Educazione e pulizia la sensata nostalgia per i «vespasiani» non è poi terra terra
Caro direttore,
la settimana scorsa ho avuto occasione di visitare Capalbio. Absit iniuria verbis per questo gioiello, ma quel che me ne ha fatto innamorare è stato un vespasiano pubblico, essenziale e pulito che mi ha accolto prima delle porte del borgo fortificato. Credo che sia sotto gli occhi di tutti la grande assenza dell’umile eppure essenziale gabinetto pubblico in borghi e città. E non si dica che i locali pubblici ne forniscono uno ai bisognosi. Bubbole, come ebbi a sperimentare in un’altra blasonatissima città toscana: occupato, rotto, ma lei a che tavolo è? Eppoi, salvo che si sia residenti, come si fa quando i locali chiudono? Ecco, magari se invece di lamentarsi per gli effetti indesiderati si cercasse di guardare con umile pragmatismo alle cause dell’urina sui muri, e si pensasse a reintrodurre nelle città questi presìdi di umano comfort, magari si accenderebbe la famosa candela che evita di imprecare contro il buio.
Caro direttore,
osservo con compiacimento e sollievo che i lettori di “Avvenire” si occupano anche di problemi semplici e quotidiani come l’urinare (o orinare) per strada. Invero, anche in questi casi ci sono lettori un poco ossessivi, ma è un bene che tutti ogni tanto vedano la realtà. Correva l’anno 2001 quando l’11 marzo scrissi al dottor Lorenzo Mondo – che all’epoca curava la Posta con i lettori del quotidiano di Torino “La Stampa” – una lettera (strettamente attinente a quelle cui lei ha risposto l’8 e del 18 settembre scorsi), che tra altri “problemi” trattava dei “Problemi di vescica” e nella quale ricordavo che «quando avevo vent’anni correvano gli anni Sessanta: non avevamo la macchina, giravamo, e molto, la città a piedi, non avevamo soldi da spendere in consumazioni e conoscevamo a memoria la mappa cittadina dei vespasiani. Poi l’incapacità di tenerli puliti e il naso offeso dei soliti cittadini di buon pensiero, anche se di cattiva educazione, hanno portato alla soluzione di eliminare i vespasiani. Adesso installano antiigienici, orridi e per fortuna rari casotti dotati di gettoniera. E se non ho la monetina?...». Lettera troppo lunga, tant’è che Monda mi rispose con un bigliettino autografo: «Se fosse stata più contenuta, l’avrei fatta pubblicare. D’accordo, d’accordo sui vespasiani. Sulla loro perduta civiltà». Sono passati vent’anni. Oggi io ne ho 81 e l’ottimo della salute è cambiato. Ho qualche problema di “urgenza minzionale” e il 15 marzo di quest’anno ho scritto al mio medico di base: «Urgenza minzionale: per strada orino frequentemente e anche preventivamente dietro una siepe o un cartellone o in una via traversa o tra due macchine parcheggiate». È la vita, bellezza! Per la cronaca, in seguito la situazione è migliorata. Le ho scritto e riportato tutto questo perché viviamo circondati da “cittadini di buon pensiero e persone per bene” che guardano tutto e non vedono oltre una spanna dal loro naso. Ma vedono il gesto di urinare e gli urinanti molto “negri” e immigrati. Ho voluto darle testimonianza che anche i soggetti “bianchi caucasici laureati cattolici (e non omologati come sono io)”, alla necessità, orinano per strada. Faccia tesoro delle mie parole e ne renda partecipi i lettori: urinare necesse est. Abbia un buon proseguimento e un buon contatto con la realtà, anche terra terra.
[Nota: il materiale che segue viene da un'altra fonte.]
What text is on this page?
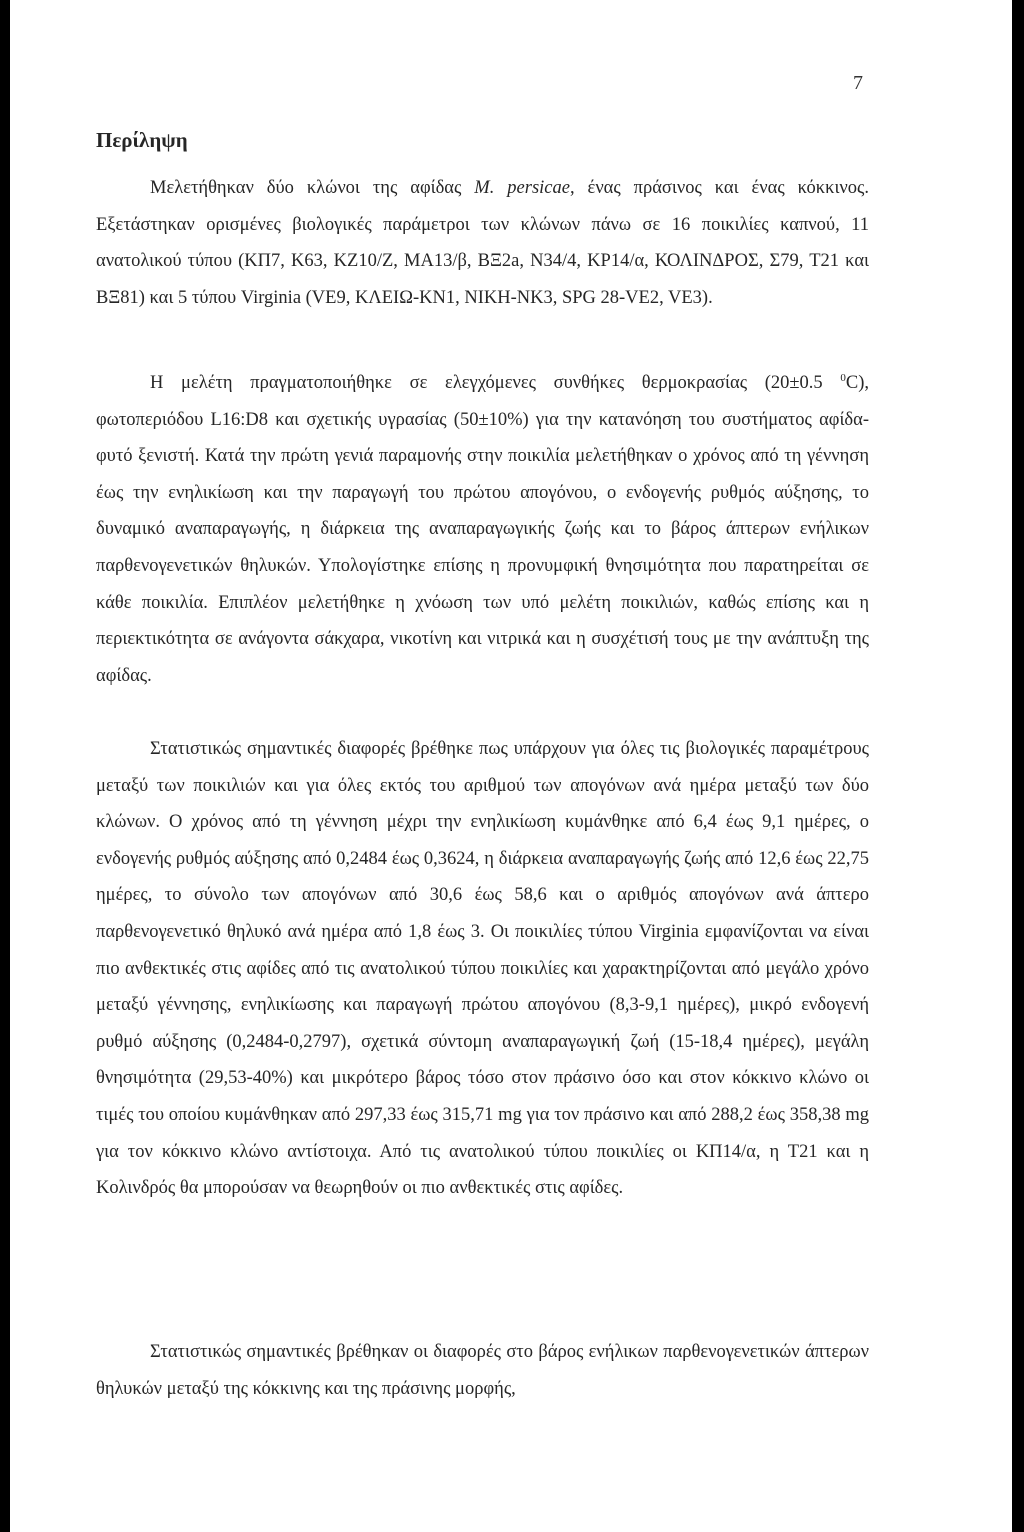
7
Περίληψη

Μελετήθηκαν δύο κλώνοι της αφίδας M. persicae, ένας πράσινος και ένας κόκκινος. Εξετάστηκαν ορισμένες βιολογικές παράμετροι των κλώνων πάνω σε 16 ποικιλίες καπνού, 11 ανατολικού τύπου (ΚΠ7, Κ63, ΚΖ10/Ζ, ΜΑ13/β, ΒΞ2a, Ν34/4, ΚΡ14/α, ΚΟΛΙΝΔΡΟΣ, Σ79, Τ21 και ΒΞ81) και 5 τύπου Virginia (VE9, ΚΛΕΙΩ-ΚΝ1, ΝΙΚΗ-ΝΚ3, SPG 28-VE2, VE3).

Η μελέτη πραγματοποιήθηκε σε ελεγχόμενες συνθήκες θερμοκρασίας (20±0.5 $^0$C), φωτοπεριόδου L16:D8 και σχετικής υγρασίας (50±10%) για την κατανόηση του συστήματος αφίδα-φυτό ξενιστή. Κατά την πρώτη γενιά παραμονής στην ποικιλία μελετήθηκαν ο χρόνος από τη γέννηση έως την ενηλικίωση και την παραγωγή του πρώτου απογόνου, ο ενδογενής ρυθμός αύξησης, το δυναμικό αναπαραγωγής, η διάρκεια της αναπαραγωγικής ζωής και το βάρος άπτερων ενήλικων παρθενογενετικών θηλυκών. Υπολογίστηκε επίσης η προνυμφική θνησιμότητα που παρατηρείται σε κάθε ποικιλία. Επιπλέον μελετήθηκε η χνόωση των υπό μελέτη ποικιλιών, καθώς επίσης και η περιεκτικότητα σε ανάγοντα σάκχαρα, νικοτίνη και νιτρικά και η συσχέτισή τους με την ανάπτυξη της αφίδας.

Στατιστικώς σημαντικές διαφορές βρέθηκε πως υπάρχουν για όλες τις βιολογικές παραμέτρους μεταξύ των ποικιλιών και για όλες εκτός του αριθμού των απογόνων ανά ημέρα μεταξύ των δύο κλώνων. Ο χρόνος από τη γέννηση μέχρι την ενηλικίωση κυμάνθηκε από 6,4 έως 9,1 ημέρες, ο ενδογενής ρυθμός αύξησης από 0,2484 έως 0,3624, η διάρκεια αναπαραγωγής ζωής από 12,6 έως 22,75 ημέρες, το σύνολο των απογόνων από 30,6 έως 58,6 και ο αριθμός απογόνων ανά άπτερο παρθενογενετικό θηλυκό ανά ημέρα από 1,8 έως 3. Οι ποικιλίες τύπου Virginia εμφανίζονται να είναι πιο ανθεκτικές στις αφίδες από τις ανατολικού τύπου ποικιλίες και χαρακτηρίζονται από μεγάλο χρόνο μεταξύ γέννησης, ενηλικίωσης και παραγωγή πρώτου απογόνου (8,3-9,1 ημέρες), μικρό ενδογενή ρυθμό αύξησης (0,2484-0,2797), σχετικά σύντομη αναπαραγωγική ζωή (15-18,4 ημέρες), μεγάλη θνησιμότητα (29,53-40%) και μικρότερο βάρος τόσο στον πράσινο όσο και στον κόκκινο κλώνο οι τιμές του οποίου κυμάνθηκαν από 297,33 έως 315,71 mg για τον πράσινο και από 288,2 έως 358,38 mg για τον κόκκινο κλώνο αντίστοιχα. Από τις ανατολικού τύπου ποικιλίες οι ΚΠ14/α, η Τ21 και η Κολινδρός θα μπορούσαν να θεωρηθούν οι πιο ανθεκτικές στις αφίδες.

Στατιστικώς σημαντικές βρέθηκαν οι διαφορές στο βάρος ενήλικων παρθενογενετικών άπτερων θηλυκών μεταξύ της κόκκινης και της πράσινης μορφής,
Siamo partiti da discorsi e pregiudizi a sfondo razzista sull’orinare per strada e arrivati alla sensata questione di ben funzionanti (e ben tenuti) gabinetti pubblici in città grandi e piccole. Ringrazio entrambi i lettori, Castellan e Scarpa, per la concretezza e l’eleganza nel trattare un tema che può scadere facilmente nella volgarità per intenzioni e descrizioni. E rassicuro il dottor Scarpa con il latino che suggella la sua lettera: homo sum, humani nihil a me alienum puto. In tutto ciò che è umano, e che mai sento estraneo e inguardabile e indicibile, trovo contatto con la realtà da vivere e ogni volta che è necessario, da cambiare. E questo vale per le cose eccelse e per quelle apparentemente minime, addirittura terra terra. Il cerchio di questo singolare ciclo di lettere settembrine per me si chiude qui. Ma visto che siamo in procinto di votare sindaci e Consigli comunali, consiglierei ai candidati di ogni colore di prendere debita nota.